View out the window of the shared bathroom upstairs in Hôtel Atlas in Marrakech.
View out the window of the shared bathroom upstairs in Hôtel Atlas in Marrakech.
Pissoirs

Amsterdam has lots of open-air urinals. In some districts you find them on every corner.

Street urinal in Amsterdam.

These are the old design: a lead-coated vertical panel enclosed within a spiral steel screen.

Street urinal in Amsterdam.
Street urinal in Amsterdam.
Street urinal in Amsterdam.

Then there are the new ones, shown below.

They are a plastic pillar type design with a steel hook at the top to move them. And yes, this is all there is to it.

It's awfully close to just peeing on a lightpole along the street.

"Performance anxiety" can be a problem. Note the blue border, I know what I'm talking about.

Street urinal in Amsterdam.
Street urinal in Amsterdam.

These examples are portable. A permanent but part-time public urinal solution has been invented by a Dutch company, the Urilift. They have been installed in a number of locations in Europe, including Denmark and the U.K.

The idea is that you have a cylindrical public urinal, about two meters tall and of a generally cylindrical shape. It is embedded in a sidewalk or the surface of a plaza. By day it is retracted down below the surface, looking like nothing but a manhole cover. At night, either under the control of nearby bar owners or triggered by a timer, it rises up.

They are installed to greatly reduce the incidence of public urination in areas with lots or bars or around nightclubs. They have been around at least since 2004.

This nicely decorated men's room is on the 25th floor of the Galt House hotel in Louisville, Kentucky, near their RIVUE restaurant and lounge.
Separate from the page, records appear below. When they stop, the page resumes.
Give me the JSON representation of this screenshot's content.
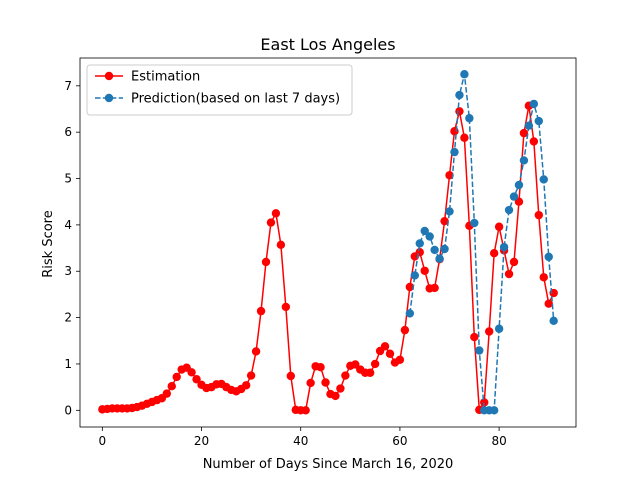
{
  "chart_data": {
    "type": "line",
    "title": "East Los Angeles",
    "xlabel": "Number of Days Since March 16, 2020",
    "ylabel": "Risk Score",
    "xlim": [
      -4.5,
      95.5
    ],
    "ylim": [
      -0.36,
      7.6
    ],
    "xticks": [
      0,
      20,
      40,
      60,
      80
    ],
    "yticks": [
      0,
      1,
      2,
      3,
      4,
      5,
      6,
      7
    ],
    "grid": false,
    "legend": "top-left",
    "series": [
      {
        "name": "Estimation",
        "color": "#ff0000",
        "style": "solid",
        "marker": "circle",
        "x": [
          0,
          1,
          2,
          3,
          4,
          5,
          6,
          7,
          8,
          9,
          10,
          11,
          12,
          13,
          14,
          15,
          16,
          17,
          18,
          19,
          20,
          21,
          22,
          23,
          24,
          25,
          26,
          27,
          28,
          29,
          30,
          31,
          32,
          33,
          34,
          35,
          36,
          37,
          38,
          39,
          40,
          41,
          42,
          43,
          44,
          45,
          46,
          47,
          48,
          49,
          50,
          51,
          52,
          53,
          54,
          55,
          56,
          57,
          58,
          59,
          60,
          61,
          62,
          63,
          64,
          65,
          66,
          67,
          68,
          69,
          70,
          71,
          72,
          73,
          74,
          75,
          76,
          77,
          78,
          79,
          80,
          81,
          82,
          83,
          84,
          85,
          86,
          87,
          88,
          89,
          90,
          91
        ],
        "y": [
          0.02,
          0.03,
          0.04,
          0.04,
          0.04,
          0.04,
          0.05,
          0.07,
          0.1,
          0.14,
          0.18,
          0.22,
          0.26,
          0.36,
          0.52,
          0.72,
          0.88,
          0.92,
          0.82,
          0.67,
          0.55,
          0.48,
          0.5,
          0.56,
          0.57,
          0.5,
          0.44,
          0.41,
          0.46,
          0.54,
          0.75,
          1.27,
          2.14,
          3.2,
          4.05,
          4.25,
          3.57,
          2.23,
          0.74,
          0.01,
          0.0,
          0.0,
          0.59,
          0.95,
          0.93,
          0.6,
          0.35,
          0.31,
          0.47,
          0.75,
          0.96,
          0.99,
          0.88,
          0.81,
          0.81,
          1.0,
          1.28,
          1.38,
          1.22,
          1.03,
          1.09,
          1.73,
          2.66,
          3.32,
          3.41,
          3.01,
          2.63,
          2.64,
          3.26,
          4.08,
          5.07,
          6.02,
          6.45,
          5.88,
          3.98,
          1.58,
          0.01,
          0.17,
          1.7,
          3.39,
          3.96,
          3.45,
          2.94,
          3.2,
          4.5,
          5.98,
          6.57,
          5.8,
          4.21,
          2.87,
          2.3,
          2.53
        ]
      },
      {
        "name": "Prediction(based on last 7 days)",
        "color": "#1f77b4",
        "style": "dashed",
        "marker": "circle",
        "x": [
          62,
          63,
          64,
          65,
          66,
          67,
          68,
          69,
          70,
          71,
          72,
          73,
          74,
          75,
          76,
          77,
          78,
          79,
          80,
          81,
          82,
          83,
          84,
          85,
          86,
          87,
          88,
          89,
          90,
          91
        ],
        "y": [
          2.09,
          2.91,
          3.6,
          3.87,
          3.75,
          3.46,
          3.27,
          3.48,
          4.29,
          5.57,
          6.8,
          7.25,
          6.3,
          4.04,
          1.29,
          0.0,
          0.0,
          0.0,
          1.76,
          3.52,
          4.32,
          4.61,
          4.86,
          5.39,
          6.14,
          6.61,
          6.24,
          4.98,
          3.31,
          1.93
        ]
      }
    ]
  }
}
Large windows provide sweeping views of Louisville, the Ohio River, and across the river into Indiana.

Osaka Public Toilets

These toilets in Osaka, Japan are a little more open to the public than some foreign visitors are accustomed to.

Public toilets in Osaka, Japan.
Public toilets in Osaka, Japan.

Dyrhólaey, Iceland

Icelandic
Toilets

Dyrhólaey is a promontory outside Vík. It is the southernmost point of Iceland, a former island formed by a volcanic eruption about 100,000 years ago.

Here are the urinals and sinks at the parking area.

Urinals at Dyrhólaey.

Outside, the north Atlantic rages. Inside, all is calm.

Sinks at Dyrhólaey.

Þingvellir, Iceland

Iceland has the oldest Parliament in the world, their Alþing was founded in 930 CE. It originally met at Þingvellir, which is a rift structure of the Mid-Atlantic Ridge. That's the North American Plate on the left, and the Eurasian plate on the right. The flagpole marks the Law Rock where the national laws were recited at every annual meeting.

Law Rock at Þingvellir.

It's close to Reykjavík and a popular place to visit, so they have some nice public restrooms.

Public restrooms at Þingvellir.
Urinals in the public restrooms at Þingvellir.

From the sinks you look right out into the historical site.

Sinks in the public restrooms at Þingvellir.